Al unísono me respondieron: “de acuerdo”. Pero ese acuerdo no fue un cheque en blanco, estuvo condicionado porque añadieron lo siguiente: “que ese Perú del futuro sea ahora”. Les pregunté ¿por qué?, me respondieron: “porque para nosotros los jóvenes el futuro es hoy, además los grandes cambios a realizar son urgentes e impostergables”. Me sorprendió el sentido de urgencia, porque provenía de jóvenes y porque contrastaba con la manera de actuar de los mayores.

Luego de eso continuamos con el diálogo abierto, fraterno, motivado e impulsado por sueños auténticos llenos de peruanidad. Al final llegamos a la conclusión: “Necesitamos un Perú unido, donde la democracia se viva con instituciones fuertes y justicia transparente. Donde cada ciudadano, sin importar su origen, ve protegidos sus derechos y su dignidad. Uno de ellos puntualizó, ojo esto no es para un futuro lejano, sino una realidad que debemos construir día a día con decisiones firmes y participación activa, continúo diciendo: jamás olvidemos que nuestra mayor fortaleza está en la diversidad con culturas milenarias, lenguas vivas y tradiciones que se renuevan. Nuestra mirada al mundo sea sin complejos, orgullosos de nuestro pasado, pero con la mirada puesta en el mañana. Nuestros bosques, ríos y montañas no son sean paisajes, sino compromisos vivos de sostenibilidad para las próximas generaciones.

Necesitamos transformar el Estado para que sea ágil, descentralizado y libre de corrupción. Que llegue a cada rincón del territorio nacional con servicios eficientes, donde las regiones decidan su rumbo, pero siempre en estrecha coordinación. La transparencia no sea una promesa, sino una práctica cotidiana que nos devuelva la confianza en la gestión pública.

Que el crecimiento económico se traduzca en bienestar real para todos.

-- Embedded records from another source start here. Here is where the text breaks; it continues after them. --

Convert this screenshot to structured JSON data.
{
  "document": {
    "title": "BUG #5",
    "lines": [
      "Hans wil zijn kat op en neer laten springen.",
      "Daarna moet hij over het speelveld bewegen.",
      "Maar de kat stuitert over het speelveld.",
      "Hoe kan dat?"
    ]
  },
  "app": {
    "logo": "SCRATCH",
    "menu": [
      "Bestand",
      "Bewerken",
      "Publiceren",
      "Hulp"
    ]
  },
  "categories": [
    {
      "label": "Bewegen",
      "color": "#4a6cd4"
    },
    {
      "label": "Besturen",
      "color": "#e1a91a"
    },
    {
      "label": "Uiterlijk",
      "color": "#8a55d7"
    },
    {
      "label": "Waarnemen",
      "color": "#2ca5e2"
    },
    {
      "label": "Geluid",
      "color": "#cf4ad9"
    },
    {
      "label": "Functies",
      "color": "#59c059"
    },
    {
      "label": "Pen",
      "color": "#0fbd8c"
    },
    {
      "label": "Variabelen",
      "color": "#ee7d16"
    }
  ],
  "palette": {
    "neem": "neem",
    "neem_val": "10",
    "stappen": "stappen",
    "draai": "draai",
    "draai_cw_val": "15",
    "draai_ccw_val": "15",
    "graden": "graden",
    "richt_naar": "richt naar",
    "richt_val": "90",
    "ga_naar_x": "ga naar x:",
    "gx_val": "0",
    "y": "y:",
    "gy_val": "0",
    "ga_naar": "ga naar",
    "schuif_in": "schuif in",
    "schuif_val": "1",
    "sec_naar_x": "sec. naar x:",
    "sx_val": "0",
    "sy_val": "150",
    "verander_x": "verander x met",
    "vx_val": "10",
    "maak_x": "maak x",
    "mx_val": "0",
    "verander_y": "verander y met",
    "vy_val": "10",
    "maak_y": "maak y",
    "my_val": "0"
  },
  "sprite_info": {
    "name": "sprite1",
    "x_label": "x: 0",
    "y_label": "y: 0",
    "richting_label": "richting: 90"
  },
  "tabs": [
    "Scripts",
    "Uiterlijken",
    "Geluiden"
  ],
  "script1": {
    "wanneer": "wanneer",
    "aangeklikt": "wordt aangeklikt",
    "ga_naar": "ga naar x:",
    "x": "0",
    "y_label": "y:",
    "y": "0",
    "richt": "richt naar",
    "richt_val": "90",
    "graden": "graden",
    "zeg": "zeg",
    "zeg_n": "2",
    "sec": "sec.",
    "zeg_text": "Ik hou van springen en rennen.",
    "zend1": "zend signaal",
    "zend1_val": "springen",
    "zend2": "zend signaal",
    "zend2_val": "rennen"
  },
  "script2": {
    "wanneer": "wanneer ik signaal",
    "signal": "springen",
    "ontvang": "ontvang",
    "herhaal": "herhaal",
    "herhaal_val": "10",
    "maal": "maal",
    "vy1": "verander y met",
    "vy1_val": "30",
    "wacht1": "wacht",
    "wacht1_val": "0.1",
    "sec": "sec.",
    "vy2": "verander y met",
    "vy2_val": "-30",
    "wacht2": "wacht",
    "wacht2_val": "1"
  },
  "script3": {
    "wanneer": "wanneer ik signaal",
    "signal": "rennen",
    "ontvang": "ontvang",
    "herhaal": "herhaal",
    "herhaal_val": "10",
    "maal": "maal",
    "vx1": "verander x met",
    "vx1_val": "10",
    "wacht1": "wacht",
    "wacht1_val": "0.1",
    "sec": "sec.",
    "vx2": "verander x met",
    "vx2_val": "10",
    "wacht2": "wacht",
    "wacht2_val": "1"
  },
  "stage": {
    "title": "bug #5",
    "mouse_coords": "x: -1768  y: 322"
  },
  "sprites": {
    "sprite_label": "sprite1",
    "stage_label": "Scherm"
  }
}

Que la pobreza sea un antiguo recuerdo y que prime el emprendimiento, educación de calidad y acceso a salud digna. Que los peruanos y peruanas, cuenten con oportunidades reales para salir adelante.

Que el avance sea fruto de un pacto social donde todos aportemos, ciudadanos vigilantes, empresas responsables y un Estado comprometido. Es decir, forjar el Perú del mañana con trabajo honesto, unidad y visión compartida.

Tenemos que superar los desafíos para convertirnos en ejemplo de desarrollo con identidad. Donde nadie se quede atrás, y la prosperidad se mida no solo en cifras, sino en sonrisas de niños que crezcan con mejores oportunidades que sus padres.

El futuro cercano debe ser brillante y más de lo que imaginamos. Debemos avanzar con la seguridad que cada esfuerzo que hagamos sume, y cada logro alcanzado nos acerque más a esa patria justa y próspera que todos merecemos”.

La conversación se había tornado emotiva e interesante, por eso terminamos pasada la medianoche y con una actitud diferente, ahora reinaba la esperanza envuelta en entusiasmo. Estrechamos nuestras manos y nos despedimos. Uno de ellos con gentileza me dijo: “Mesias, fue un gusto conocerte y conversar contigo, pero recuerda, el Perú del Futuro, es hoy”. Asentí con la cabeza en son de conformidad, y con fe proseguí mi andanza por las huellas de los grandes con la convicción que es tiempo de la juventud.